I wasn’t going to buy any books on our Ottawa trip. I wasn’t. I have too many books already at home.
Then we were walking back to the hotel from Byward Market, and we stopped in at Chapters, and I found myself in the SF/F section holding a copy of This is How You Lose the Time War, by Amal El-Mohtar (an Ottawa writer) and Max Gladstone. I opened the book, intending to skim the first chapter and then set it back on the shelf, intending to go home and request a copy from my local library.
But I found Amal’s signature on the title page, and well, long story short, I bought the book.

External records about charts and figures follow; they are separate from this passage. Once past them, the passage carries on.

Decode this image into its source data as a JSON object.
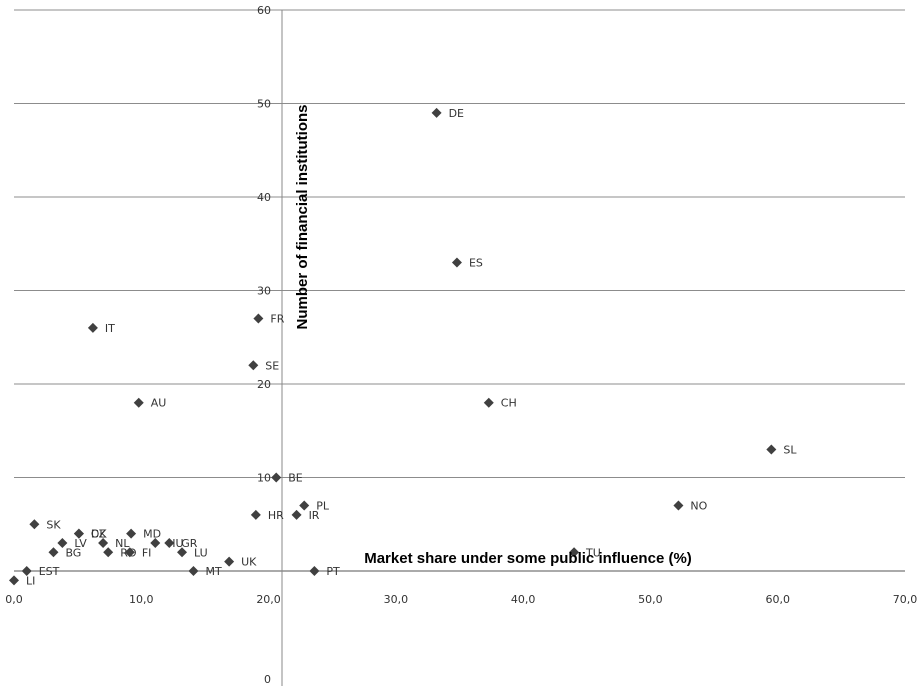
{
  "chart_data": {
    "type": "scatter",
    "xlabel": "Market share under some public influence (%)",
    "ylabel": "Number of financial institutions",
    "xlim": [
      0,
      70
    ],
    "ylim": [
      0,
      60
    ],
    "x_ticks": [
      "0,0",
      "10,0",
      "20,0",
      "30,0",
      "40,0",
      "50,0",
      "60,0",
      "70,0"
    ],
    "y_ticks": [
      "0",
      "10",
      "20",
      "30",
      "40",
      "50",
      "60"
    ],
    "grid": "horizontal",
    "marker": "diamond",
    "marker_color": "#404040",
    "points": [
      {
        "label": "DE",
        "x": 33.2,
        "y": 49
      },
      {
        "label": "ES",
        "x": 34.8,
        "y": 33
      },
      {
        "label": "IT",
        "x": 6.2,
        "y": 26
      },
      {
        "label": "FR",
        "x": 19.2,
        "y": 27
      },
      {
        "label": "SE",
        "x": 18.8,
        "y": 22
      },
      {
        "label": "AU",
        "x": 9.8,
        "y": 18
      },
      {
        "label": "CH",
        "x": 37.3,
        "y": 18
      },
      {
        "label": "SL",
        "x": 59.5,
        "y": 13
      },
      {
        "label": "BE",
        "x": 20.6,
        "y": 10
      },
      {
        "label": "PL",
        "x": 22.8,
        "y": 7
      },
      {
        "label": "HR",
        "x": 19.0,
        "y": 6
      },
      {
        "label": "IR",
        "x": 22.2,
        "y": 6
      },
      {
        "label": "NO",
        "x": 52.2,
        "y": 7
      },
      {
        "label": "SK",
        "x": 1.6,
        "y": 5
      },
      {
        "label": "CZ",
        "x": 5.1,
        "y": 4
      },
      {
        "label": "DK",
        "x": 5.1,
        "y": 4
      },
      {
        "label": "MD",
        "x": 9.2,
        "y": 4
      },
      {
        "label": "LV",
        "x": 3.8,
        "y": 3
      },
      {
        "label": "NL",
        "x": 7.0,
        "y": 3
      },
      {
        "label": "HU",
        "x": 11.1,
        "y": 3
      },
      {
        "label": "GR",
        "x": 12.2,
        "y": 3
      },
      {
        "label": "BG",
        "x": 3.1,
        "y": 2
      },
      {
        "label": "RO",
        "x": 7.4,
        "y": 2
      },
      {
        "label": "FI",
        "x": 9.1,
        "y": 2
      },
      {
        "label": "LU",
        "x": 13.2,
        "y": 2
      },
      {
        "label": "TU",
        "x": 44.0,
        "y": 2
      },
      {
        "label": "UK",
        "x": 16.9,
        "y": 1
      },
      {
        "label": "EST",
        "x": 1.0,
        "y": 0
      },
      {
        "label": "MT",
        "x": 14.1,
        "y": 0
      },
      {
        "label": "PT",
        "x": 23.6,
        "y": 0
      },
      {
        "label": "LI",
        "x": 0.0,
        "y": -1
      }
    ]
  }
}
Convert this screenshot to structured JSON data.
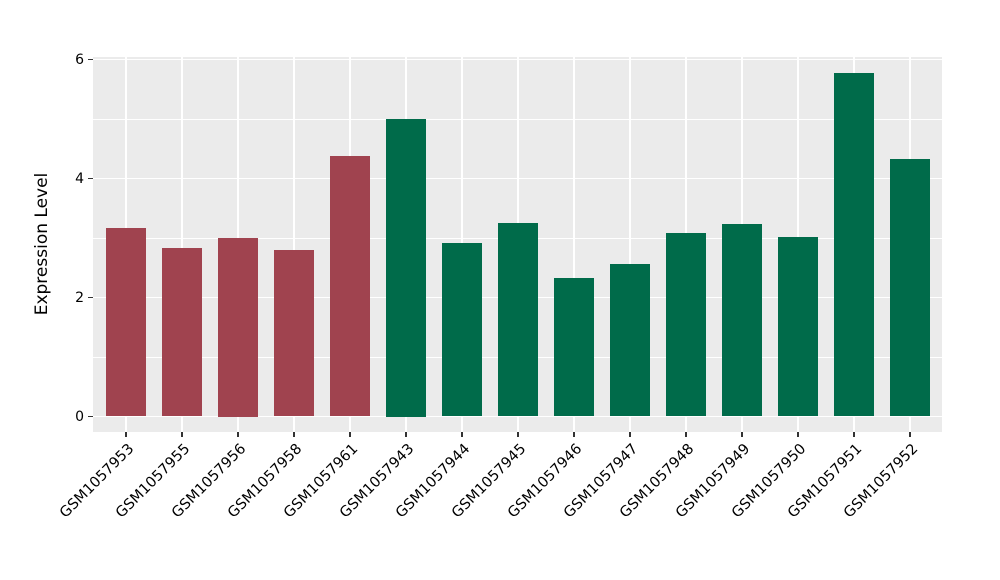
{
  "chart_data": {
    "type": "bar",
    "title": "",
    "xlabel": "",
    "ylabel": "Expression Level",
    "categories": [
      "GSM1057953",
      "GSM1057955",
      "GSM1057956",
      "GSM1057958",
      "GSM1057961",
      "GSM1057943",
      "GSM1057944",
      "GSM1057945",
      "GSM1057946",
      "GSM1057947",
      "GSM1057948",
      "GSM1057949",
      "GSM1057950",
      "GSM1057951",
      "GSM1057952"
    ],
    "values": [
      3.17,
      2.83,
      3.0,
      2.79,
      4.37,
      5.0,
      2.91,
      3.26,
      2.32,
      2.57,
      3.09,
      3.23,
      3.02,
      5.77,
      4.32
    ],
    "groups": [
      "red",
      "red",
      "red",
      "red",
      "red",
      "green",
      "green",
      "green",
      "green",
      "green",
      "green",
      "green",
      "green",
      "green",
      "green"
    ],
    "group_colors": {
      "red": "#A0434F",
      "green": "#006B4A"
    },
    "ylim": [
      0,
      6
    ],
    "yticks": [
      0,
      2,
      4,
      6
    ],
    "yticks_minor": [
      1,
      3,
      5
    ],
    "grid": true,
    "legend": "none",
    "panel_bg": "#EBEBEB",
    "grid_color": "#FFFFFF",
    "figure_bg": "#FFFFFF",
    "text_color": "#000000"
  }
}
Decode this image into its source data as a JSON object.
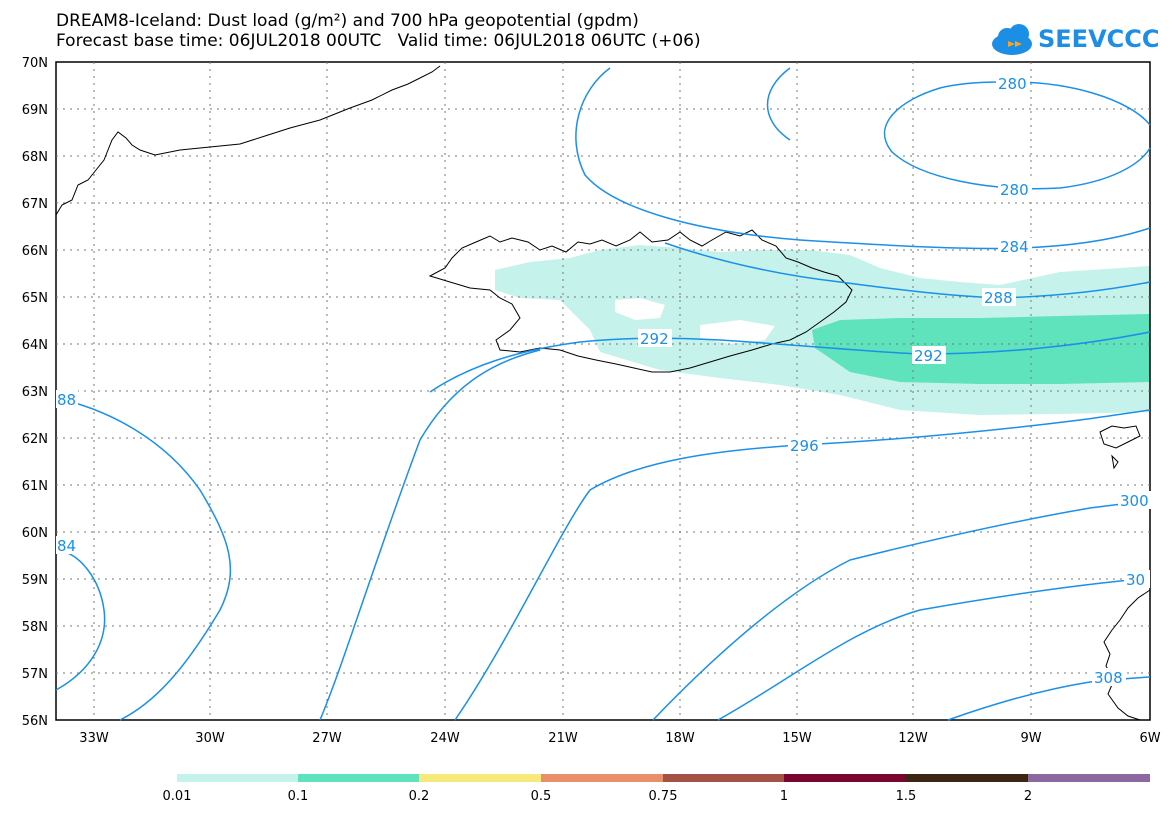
{
  "title": {
    "line1": "DREAM8-Iceland: Dust load (g/m²) and 700 hPa geopotential (gpdm)",
    "line2": "Forecast base time: 06JUL2018 00UTC   Valid time: 06JUL2018 06UTC (+06)"
  },
  "logo": {
    "text": "SEEVCCC"
  },
  "axes": {
    "lat_labels": [
      "70N",
      "69N",
      "68N",
      "67N",
      "66N",
      "65N",
      "64N",
      "63N",
      "62N",
      "61N",
      "60N",
      "59N",
      "58N",
      "57N",
      "56N"
    ],
    "lon_labels": [
      "33W",
      "30W",
      "27W",
      "24W",
      "21W",
      "18W",
      "15W",
      "12W",
      "9W",
      "6W"
    ]
  },
  "contours": {
    "labels": [
      "280",
      "280",
      "284",
      "288",
      "292",
      "292",
      "296",
      "300",
      "30",
      "308",
      "88",
      "84"
    ],
    "color": "#1a90e8"
  },
  "dust": {
    "light_color": "#c5f2ea",
    "dark_color": "#5ee3bc"
  },
  "legend": {
    "ticks": [
      "0.01",
      "0.1",
      "0.2",
      "0.5",
      "0.75",
      "1",
      "1.5",
      "2"
    ],
    "colors": [
      "#c5f2ea",
      "#5ee3bc",
      "#f7e97a",
      "#e8906a",
      "#a45246",
      "#7a0530",
      "#3c2612",
      "#8c68a0"
    ]
  }
}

It’s a wild ride, a time-travel novella about two agents working on opposite sides of a time war. Red works for the Agency, a tech-based organization, and Blue works for Garden, an organization that might be an organism. They write each other letters across the timelines, the threads of history and future, at first to taunt each other (“Nyah nyah, you’re gonna lose!” “Are not!” “Are too!”) and, later, as they get to know each other, to express their feelings for each other.

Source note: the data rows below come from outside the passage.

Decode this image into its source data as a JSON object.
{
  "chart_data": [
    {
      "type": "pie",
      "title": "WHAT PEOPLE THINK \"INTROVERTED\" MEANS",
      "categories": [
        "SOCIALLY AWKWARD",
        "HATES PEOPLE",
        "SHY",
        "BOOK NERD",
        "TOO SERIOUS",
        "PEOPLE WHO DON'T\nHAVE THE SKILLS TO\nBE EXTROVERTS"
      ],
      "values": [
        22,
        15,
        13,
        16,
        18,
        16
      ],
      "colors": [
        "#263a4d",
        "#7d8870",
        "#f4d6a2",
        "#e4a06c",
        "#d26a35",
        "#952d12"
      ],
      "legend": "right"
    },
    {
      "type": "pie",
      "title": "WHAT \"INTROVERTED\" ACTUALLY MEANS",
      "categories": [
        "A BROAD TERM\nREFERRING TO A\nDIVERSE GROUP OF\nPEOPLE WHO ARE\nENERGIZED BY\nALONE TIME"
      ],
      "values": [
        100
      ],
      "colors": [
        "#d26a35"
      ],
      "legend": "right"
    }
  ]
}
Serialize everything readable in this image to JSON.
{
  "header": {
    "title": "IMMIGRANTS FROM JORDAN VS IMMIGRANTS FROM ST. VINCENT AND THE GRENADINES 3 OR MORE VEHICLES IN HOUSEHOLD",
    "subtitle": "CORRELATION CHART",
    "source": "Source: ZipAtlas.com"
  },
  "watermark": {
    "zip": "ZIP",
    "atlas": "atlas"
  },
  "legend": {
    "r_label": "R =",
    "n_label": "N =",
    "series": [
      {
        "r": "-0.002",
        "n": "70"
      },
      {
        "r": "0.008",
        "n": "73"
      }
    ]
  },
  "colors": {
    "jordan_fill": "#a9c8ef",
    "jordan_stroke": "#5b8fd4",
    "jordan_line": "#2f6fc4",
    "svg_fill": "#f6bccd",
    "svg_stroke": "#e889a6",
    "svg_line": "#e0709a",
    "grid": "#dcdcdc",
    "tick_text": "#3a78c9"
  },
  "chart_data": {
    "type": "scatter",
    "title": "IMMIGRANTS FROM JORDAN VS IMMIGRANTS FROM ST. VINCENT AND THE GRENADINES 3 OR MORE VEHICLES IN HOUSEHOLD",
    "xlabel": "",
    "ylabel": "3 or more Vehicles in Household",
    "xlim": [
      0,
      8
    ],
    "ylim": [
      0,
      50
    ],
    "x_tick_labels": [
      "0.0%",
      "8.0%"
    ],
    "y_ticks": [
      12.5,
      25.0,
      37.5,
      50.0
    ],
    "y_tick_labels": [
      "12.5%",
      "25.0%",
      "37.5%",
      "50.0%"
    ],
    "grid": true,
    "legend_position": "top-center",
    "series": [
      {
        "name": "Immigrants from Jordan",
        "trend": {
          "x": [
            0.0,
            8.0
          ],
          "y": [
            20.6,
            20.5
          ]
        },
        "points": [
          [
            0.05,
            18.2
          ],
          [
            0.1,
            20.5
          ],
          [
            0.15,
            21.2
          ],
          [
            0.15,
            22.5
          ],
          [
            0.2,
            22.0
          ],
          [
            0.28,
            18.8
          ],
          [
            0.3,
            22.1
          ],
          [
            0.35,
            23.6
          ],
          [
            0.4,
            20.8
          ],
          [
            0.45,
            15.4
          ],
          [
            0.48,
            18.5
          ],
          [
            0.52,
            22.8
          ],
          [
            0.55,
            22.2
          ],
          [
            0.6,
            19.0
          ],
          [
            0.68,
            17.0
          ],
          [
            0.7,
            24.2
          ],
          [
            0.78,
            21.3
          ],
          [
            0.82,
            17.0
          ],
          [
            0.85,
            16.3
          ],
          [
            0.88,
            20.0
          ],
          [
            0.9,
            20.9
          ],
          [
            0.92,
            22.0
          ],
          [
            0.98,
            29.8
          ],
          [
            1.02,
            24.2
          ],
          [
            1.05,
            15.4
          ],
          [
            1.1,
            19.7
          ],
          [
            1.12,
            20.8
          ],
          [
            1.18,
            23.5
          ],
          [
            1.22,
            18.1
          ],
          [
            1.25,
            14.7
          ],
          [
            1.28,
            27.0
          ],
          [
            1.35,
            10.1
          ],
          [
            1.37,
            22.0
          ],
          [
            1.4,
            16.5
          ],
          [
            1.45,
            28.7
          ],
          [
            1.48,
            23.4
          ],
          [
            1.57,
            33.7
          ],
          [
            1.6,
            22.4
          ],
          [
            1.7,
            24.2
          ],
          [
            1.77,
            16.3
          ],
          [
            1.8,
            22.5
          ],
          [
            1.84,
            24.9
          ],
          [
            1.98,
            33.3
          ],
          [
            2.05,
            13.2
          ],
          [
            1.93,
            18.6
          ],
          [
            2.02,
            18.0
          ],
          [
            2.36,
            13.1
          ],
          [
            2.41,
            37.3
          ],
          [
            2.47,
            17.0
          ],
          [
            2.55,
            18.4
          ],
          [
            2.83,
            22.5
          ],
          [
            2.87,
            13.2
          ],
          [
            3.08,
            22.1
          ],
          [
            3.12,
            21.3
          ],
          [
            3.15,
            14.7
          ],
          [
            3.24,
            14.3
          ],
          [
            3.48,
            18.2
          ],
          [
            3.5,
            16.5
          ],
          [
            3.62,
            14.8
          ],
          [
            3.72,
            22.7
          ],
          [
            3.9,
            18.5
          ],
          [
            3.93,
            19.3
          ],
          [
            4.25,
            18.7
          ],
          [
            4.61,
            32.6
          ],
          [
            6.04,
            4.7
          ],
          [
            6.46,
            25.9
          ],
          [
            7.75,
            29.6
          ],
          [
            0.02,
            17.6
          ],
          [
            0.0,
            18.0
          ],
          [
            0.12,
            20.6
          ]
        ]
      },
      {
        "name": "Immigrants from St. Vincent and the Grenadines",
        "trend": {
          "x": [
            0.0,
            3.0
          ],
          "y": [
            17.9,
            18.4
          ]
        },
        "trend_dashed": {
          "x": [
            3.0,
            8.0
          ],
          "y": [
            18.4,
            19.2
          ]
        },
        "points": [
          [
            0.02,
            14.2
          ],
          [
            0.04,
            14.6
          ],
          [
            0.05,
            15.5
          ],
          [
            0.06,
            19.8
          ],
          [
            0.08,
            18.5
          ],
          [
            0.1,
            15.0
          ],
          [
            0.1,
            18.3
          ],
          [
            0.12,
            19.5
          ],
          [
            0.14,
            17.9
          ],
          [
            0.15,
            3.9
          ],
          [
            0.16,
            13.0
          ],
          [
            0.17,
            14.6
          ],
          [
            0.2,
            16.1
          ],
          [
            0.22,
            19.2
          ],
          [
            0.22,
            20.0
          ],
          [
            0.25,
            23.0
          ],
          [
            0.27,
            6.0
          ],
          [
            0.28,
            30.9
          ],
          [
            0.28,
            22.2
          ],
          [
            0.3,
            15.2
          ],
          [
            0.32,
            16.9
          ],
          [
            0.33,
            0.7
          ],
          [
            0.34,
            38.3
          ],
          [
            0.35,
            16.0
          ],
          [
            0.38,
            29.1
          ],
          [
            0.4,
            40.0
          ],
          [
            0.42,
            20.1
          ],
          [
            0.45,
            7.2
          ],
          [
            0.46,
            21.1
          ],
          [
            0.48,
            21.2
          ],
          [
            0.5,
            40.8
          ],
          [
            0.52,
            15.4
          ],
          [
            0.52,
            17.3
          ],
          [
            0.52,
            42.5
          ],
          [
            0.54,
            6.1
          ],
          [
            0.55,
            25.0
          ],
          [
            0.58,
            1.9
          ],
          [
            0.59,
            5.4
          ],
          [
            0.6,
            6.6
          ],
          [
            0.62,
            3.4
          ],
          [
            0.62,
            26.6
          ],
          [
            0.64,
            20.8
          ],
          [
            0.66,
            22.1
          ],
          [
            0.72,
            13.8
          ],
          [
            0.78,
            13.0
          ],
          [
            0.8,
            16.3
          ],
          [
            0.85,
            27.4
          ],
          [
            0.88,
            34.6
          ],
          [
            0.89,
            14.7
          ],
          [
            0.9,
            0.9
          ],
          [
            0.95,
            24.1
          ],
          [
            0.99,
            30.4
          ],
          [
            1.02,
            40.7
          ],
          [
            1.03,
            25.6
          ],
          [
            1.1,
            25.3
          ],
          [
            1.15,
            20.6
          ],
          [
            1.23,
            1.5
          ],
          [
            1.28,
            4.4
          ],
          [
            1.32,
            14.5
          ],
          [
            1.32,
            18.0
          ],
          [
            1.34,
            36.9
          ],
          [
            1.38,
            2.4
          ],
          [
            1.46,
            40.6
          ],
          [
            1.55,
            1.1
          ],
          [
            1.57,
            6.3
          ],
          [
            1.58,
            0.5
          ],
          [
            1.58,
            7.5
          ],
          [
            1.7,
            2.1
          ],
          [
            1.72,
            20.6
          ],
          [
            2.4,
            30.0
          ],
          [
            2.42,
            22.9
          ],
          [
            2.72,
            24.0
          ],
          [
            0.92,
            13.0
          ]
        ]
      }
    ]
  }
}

The epistolary affair spans all of history, mostly in various versions of Earth (at one point, one of the characters goes to see Romeo and Juliet, to find out if it’s a tragedy or a comedy in her current timeline), but sometimes on other worlds or even in the vacuum of space. Red and Blue’s relationship progresses upthread and downthread, through past and future, in letters written in some of the weirdest steganographic ways I’ve seen: one is written in a volcano, another in a thornbush grown over a year from a seed. Only one, if I recall correctly, is written in ink on paper.
The writing itself—Amal’s and Max’s, I mean, not Red’s and Blue’s—is beautifully wrought, by turns amusing and horrifying. Moments as calm and sedate as a woman braiding her hair or enjoying tea contrast with the same woman, pages later, washing her hands after slitting someone’s throat.
And the language! I’m pretty proud of my vocabulary, but the authors, in their search for le mot juste, more than once sent me to the dictionary to make sure I understood the precise point or image they were trying to convey.
I enjoyed the novella, with its twists and turns, its hunter-vs.-hunted story chasing itself down the corridors of time. Highly recommended.